Guiding Principles for Responsible AI in Genealogy: Privacy

• 
  

 

https://craigen.org/ 

Privacy

AI usage can lead to unintended data exposure, putting private information at risk of being publicly disclosed. Therefore, members of the genealogical community take reasonable measures to safeguard private information when using AI. https://craigen.org/ 

The fundamental rule of privacy on the internet is simple: Don't put what you consider to be private on the internet. From the perspective of a long time trial lawyer, I find the laws and customs of privacy to be one of the messiest part of law in the United States and I am guessing the rest of the world also.

There are no uniform privacy laws in the United States; instead, there is a complex patchwork of sector-specific federal laws (like HIPAA for health data) and a growing number of individual state-level comprehensive privacy laws. This lack of a single, national standard creates inconsistent obligations for businesses and complicates compliance across different states. 

See “Data Protection Laws in the United States - Data Protection Laws of the World.” Accessed September 23, 2025. https://www.dlapiperdataprotection.com/index.html?t=law&c=US.

As the statement above indicates, despite the admonition about refraining for putting private information on the internet, we end up with medical, legal, and other information that should not be disclosed after its intended use. Because of its pervasive nature, AI can contain this information and disclose it without our permission. 

Here are some of the ways AI can obtain information both directly and indirectly. 

Direct Data Collection involves users knowingly providing their information. This includes:

• User Inputs: When you interact with a chatbot or AI assistant, the queries and personal details you enter are often collected and stored. For example, a generative AI tool may capture your profile information, location, device details, and network activity.
• Surveys and Feedback: Companies use surveys to gather specific, structured data on user preferences, opinions, and behaviors to help train their AI models.

See: Guide to Data Collection for Artificial Intelligence (AI) | Netnut. Uncategorized.
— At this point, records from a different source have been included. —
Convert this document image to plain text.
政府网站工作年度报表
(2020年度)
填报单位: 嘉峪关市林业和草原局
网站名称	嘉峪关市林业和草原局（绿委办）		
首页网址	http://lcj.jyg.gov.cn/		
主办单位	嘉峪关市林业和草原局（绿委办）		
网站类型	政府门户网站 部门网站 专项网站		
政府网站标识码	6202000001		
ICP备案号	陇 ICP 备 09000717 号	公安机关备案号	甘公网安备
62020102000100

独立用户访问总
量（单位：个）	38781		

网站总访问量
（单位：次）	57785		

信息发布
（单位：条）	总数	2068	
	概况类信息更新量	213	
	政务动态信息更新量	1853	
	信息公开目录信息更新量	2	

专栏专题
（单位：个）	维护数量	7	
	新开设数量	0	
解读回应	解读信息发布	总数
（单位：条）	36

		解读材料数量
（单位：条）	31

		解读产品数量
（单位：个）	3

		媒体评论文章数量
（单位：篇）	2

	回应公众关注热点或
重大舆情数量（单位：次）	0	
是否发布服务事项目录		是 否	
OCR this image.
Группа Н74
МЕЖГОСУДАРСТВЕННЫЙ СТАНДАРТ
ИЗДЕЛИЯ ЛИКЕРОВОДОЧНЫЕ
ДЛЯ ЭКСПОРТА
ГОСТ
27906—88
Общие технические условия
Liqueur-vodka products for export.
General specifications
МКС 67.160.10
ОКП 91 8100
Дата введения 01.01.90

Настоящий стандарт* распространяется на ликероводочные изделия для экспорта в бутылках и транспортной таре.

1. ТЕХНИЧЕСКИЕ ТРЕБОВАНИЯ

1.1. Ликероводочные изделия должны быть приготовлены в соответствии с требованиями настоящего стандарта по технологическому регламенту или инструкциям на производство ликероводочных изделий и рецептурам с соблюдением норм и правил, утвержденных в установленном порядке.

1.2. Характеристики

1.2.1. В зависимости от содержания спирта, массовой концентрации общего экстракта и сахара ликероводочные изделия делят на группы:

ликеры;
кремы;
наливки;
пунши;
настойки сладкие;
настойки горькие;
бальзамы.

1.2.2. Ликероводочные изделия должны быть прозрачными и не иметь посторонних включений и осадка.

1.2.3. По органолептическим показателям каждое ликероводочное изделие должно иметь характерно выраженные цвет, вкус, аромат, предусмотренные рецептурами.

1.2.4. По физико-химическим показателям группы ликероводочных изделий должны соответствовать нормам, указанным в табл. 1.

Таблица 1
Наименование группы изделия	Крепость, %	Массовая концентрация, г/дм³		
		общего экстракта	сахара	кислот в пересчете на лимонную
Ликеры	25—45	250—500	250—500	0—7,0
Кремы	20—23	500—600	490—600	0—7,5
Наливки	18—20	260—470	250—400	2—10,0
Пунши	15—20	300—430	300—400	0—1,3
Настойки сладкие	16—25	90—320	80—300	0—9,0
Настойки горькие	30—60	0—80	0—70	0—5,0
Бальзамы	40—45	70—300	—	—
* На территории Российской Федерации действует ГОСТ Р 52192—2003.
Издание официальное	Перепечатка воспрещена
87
May 9, 2023. https://netnut.io/data-collection-for-ai/.

Indirect Data Collection happens without the user's explicit awareness. This is often where privacy risks are most significant. It includes:

• Web Scraping: AI systems can automatically harvest vast amounts of information from public websites, including social media, forums, and news sites. While this data is publicly available, it can contain personal details that are scraped without user consent or knowledge.
• Internet of Things (IoT) Devices: Smart devices in homes and public spaces, like smart speakers, security cameras, and fitness trackers, continuously collect real-time data about your habits, location, and daily life. This stream of information is then used to train AI models.
• Biometric Data: AI can collect sensitive biometric information, such as facial patterns, fingerprints, and voice recordings, through technologies like facial recognition systems in public places or on personal devices. This data is unique to an individual and cannot be changed if compromised.

See: “Data Collection Strategies.” Accessed September 23, 2025. https://www.cloudfactory.com/blog/ai-data-collection.
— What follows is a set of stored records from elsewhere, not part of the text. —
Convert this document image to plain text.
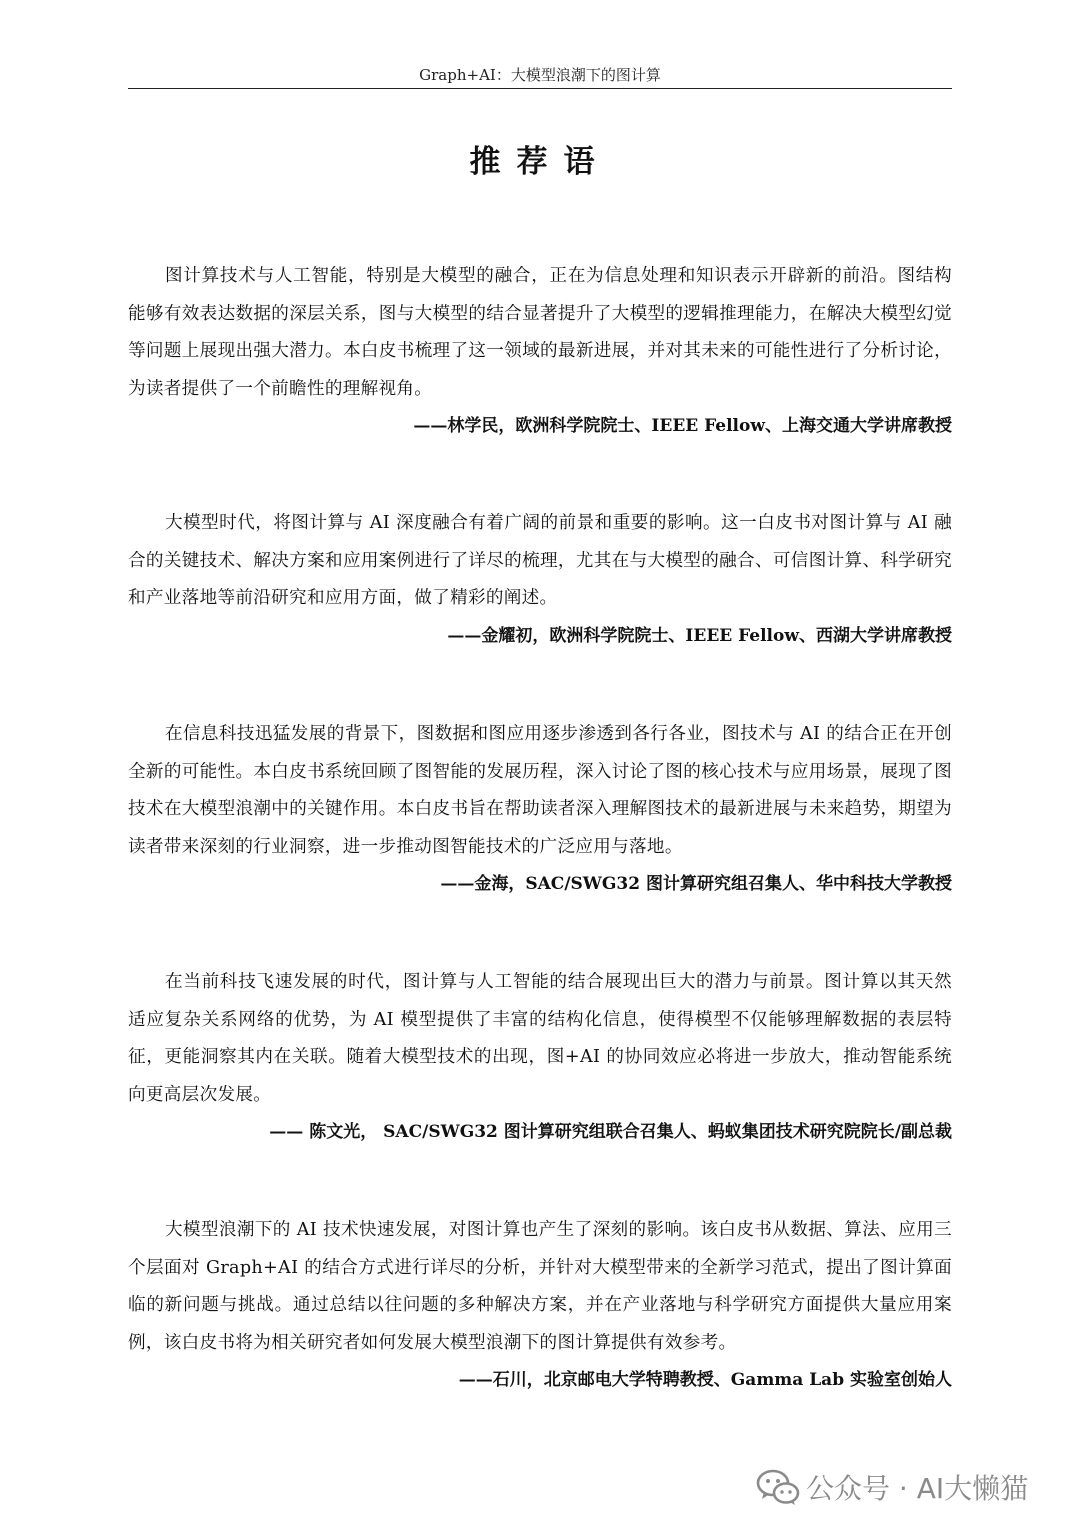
Graph+AI：大模型浪潮下的图计算
推荐语

图计算技术与人工智能，特别是大模型的融合，正在为信息处理和知识表示开辟新的前沿。图结构能够有效表达数据的深层关系，图与大模型的结合显著提升了大模型的逻辑推理能力，在解决大模型幻觉等问题上展现出强大潜力。本白皮书梳理了这一领域的最新进展，并对其未来的可能性进行了分析讨论，为读者提供了一个前瞻性的理解视角。

——林学民，欧洲科学院院士、IEEE Fellow、上海交通大学讲席教授

大模型时代，将图计算与 AI 深度融合有着广阔的前景和重要的影响。这一白皮书对图计算与 AI 融合的关键技术、解决方案和应用案例进行了详尽的梳理，尤其在与大模型的融合、可信图计算、科学研究和产业落地等前沿研究和应用方面，做了精彩的阐述。

——金耀初，欧洲科学院院士、IEEE Fellow、西湖大学讲席教授

在信息科技迅猛发展的背景下，图数据和图应用逐步渗透到各行各业，图技术与 AI 的结合正在开创全新的可能性。本白皮书系统回顾了图智能的发展历程，深入讨论了图的核心技术与应用场景，展现了图技术在大模型浪潮中的关键作用。本白皮书旨在帮助读者深入理解图技术的最新进展与未来趋势，期望为读者带来深刻的行业洞察，进一步推动图智能技术的广泛应用与落地。

——金海，SAC/SWG32 图计算研究组召集人、华中科技大学教授

在当前科技飞速发展的时代，图计算与人工智能的结合展现出巨大的潜力与前景。图计算以其天然适应复杂关系网络的优势，为 AI 模型提供了丰富的结构化信息，使得模型不仅能够理解数据的表层特征，更能洞察其内在关联。随着大模型技术的出现，图+AI 的协同效应必将进一步放大，推动智能系统向更高层次发展。

—— 陈文光， SAC/SWG32 图计算研究组联合召集人、蚂蚁集团技术研究院院长/副总裁

大模型浪潮下的 AI 技术快速发展，对图计算也产生了深刻的影响。该白皮书从数据、算法、应用三个层面对 Graph+AI 的结合方式进行详尽的分析，并针对大模型带来的全新学习范式，提出了图计算面临的新问题与挑战。通过总结以往问题的多种解决方案，并在产业落地与科学研究方面提供大量应用案例，该白皮书将为相关研究者如何发展大模型浪潮下的图计算提供有效参考。

——石川，北京邮电大学特聘教授、Gamma Lab 实验室创始人

公众号 · AI大懒猫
See the following for further information:

“AI and Privacy: Safeguarding Data in the Age of Artificial Intelligence | DigitalOcean.” December 15, 2023. https://www.digitalocean.com/resources/articles/ai-and-privacy.

“AI Tools and Your Privacy: What You Need to Know | J.P. Morgan Private Bank U.S.” Accessed September 23, 2025. https://privatebank.jpmorgan.com/nam/en/insights/markets-and-investing/ideas-and-insights/ai-tools-and-your-privacy-what-you-need-to-know.

Coalfire. “The Dark Side of AI Data Privacy.” Accessed September 23, 2025. https://coalfire.com/the-coalfire-blog/the-dark-side-of-ai-data-privacy.

“Exploring Privacy Issues in the Age of AI | IBM.” September 30, 2024. https://www.ibm.com/think/insights/ai-privacy.

“How To Navigate Data Privacy Laws in an AI-Driven World.” Accessed September 23, 2025. https://www.axiomlaw.com/blog/artificial-intelligence-data-privacy-challenges.

“Privacy in an AI Era: How Do We Protect Our Personal Information? | Stanford HAI.” Accessed September 23, 2025. https://hai.stanford.edu/news/privacy-ai-era-how-do-we-protect-our-personal-information.

Transcend. “Examining Privacy Risks in AI Systems.” Accessed September 23, 2025. https://transcend.io/blog/ai-and-privacy.

AI was used in doing the research for this post.